Mike and I had set up a drip for the tub using a spare brine shrimp hatchery and a micro ball valve from Julian Sprung’s Two Little Fishies.  Not only is the drip good for top off, but also for introducing foods (phytoplankton) and ammonia control (CloramX) slowly.

Seeing that there were still many babies (some losses, but still many viable larvae), I took a photo for you all; your first look at what *Could be* a larval Lighting Maroon Clownfish, roughly 4 days old.

 July 5th, 2012

Things have gone well, as I’ve slowly doubled the larval rearing volume to 10 gallons, keeping a watchful eye on the ammonia alert badge as I continue to feed 4-5 gallons worth of rotifers into the tub per day.  With the warm basement temperatures (normally in the upper 60′s to lower 70′s, but lately 78F), the rotifer cultures are now roaring; I’m forced to feed them twice daily at a rate of 30 drops of RotiGrow Plus (and 30 drops CloramX).

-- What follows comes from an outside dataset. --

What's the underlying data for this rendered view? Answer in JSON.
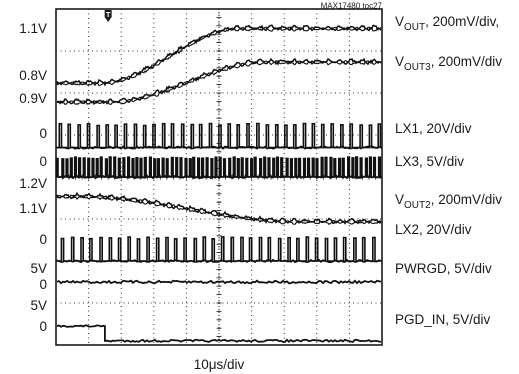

I’ve done a couple pre-feeding rotifer enrichments with Super Selcon as well, just to keep the DHA levels up. However, today, now just before 7 days old, we reach another step in the rearing process.  Today it was decided the larvae were finally ready to feed on APBreed’s TDO, size A.  And after the second feeding, it was fair to say they are indeed consuming it.

So now we sit and wait.  Any day now, we will catch the first glimpses of stripes as these larval Maroon Clownfish go through metamorphosis and settle out into juveniles.  Most likely, I suspect that even if we have fish that will one day show the “Lightning” phenotype, we won’t see it at this stage in their development.  But at this time, it is anyone’s guess.  If you’re a betting man or woman, it’s time to place your wagers.  Our first glimpse at the possibilities are just around the corner.

I am still owing the world a full post, but in the interest if simply keeping you all relatively updated, here’s some short tidbits.

Based on an egg photo count, there was 310 eggs on the tile and all hatched.  There have been some larval losses, but that is to be expected.  Mike Doty did an excellent job watching the babies in my absence – plenty of live larvae when I returned from Boston this past Sunday, July 1st.

Since returning, larval maintenance has been a study routine of upping the water volume with drips of pre-mixed saltwater (for those who will ask, I am currently using AquaCraft’s Marine Environment – they donated a palette of it for Banggai-Rescue).  The SG is probably running around 1.021.  I am using Reed Maricultures RotiGrow Plus to culture my rotifers, and using their RotiGreen Nanno for greenwater (I may have preferred the Omega variant, but Nanno is what I had on hand).  I’ve been dosing RotiGreen and CloramX (a solution mixed from the powder) at roughly a 2:1 ratio, and averaging 30 drops twice a day now on the BRT. I have been harvesting up to 4 gallons of rotifer cultures daily (2 in the AM, 2 in the PM) to keep rotifer levels up.  As of tonight, we are at basically 6 full days post hatch, so I introduced the larvae to their first taste of APBreed TDO (Top Dressed Otohime), Size A (smaller than the A1 I’m more normally accustomed to using).  All is going well with these larvae, and I look forward to settlement soon.

The Lightning Maroon herself continues to be a problem…the Foureye has been removed for a while now, the Maracyn + Maracyn II treatment was long since done yet low level bacterial problems persist, most recently some very light markings on the male’s face, and then I found what looked like an enlarged light area on the leading spines of the left pelvic fin.  These fish just can’t get a break.  I am continuing to work with Dr. Kizer on some alternate ideas, as we’re really ruling out all the normal causes at this point.  Me, I’m stumped.  Without diagonistics, I think it’s fair to say that Dr. Kizer can’t really offer any other insights either.  We may try yet another antibiotic course, another one dosed through the food, that seems to be where we’re heading.  But I’m also thinking I don’t want to overreact either, so most likely we will try to have the prescription-based feed on hand, ready, should another large-scale problem crop up.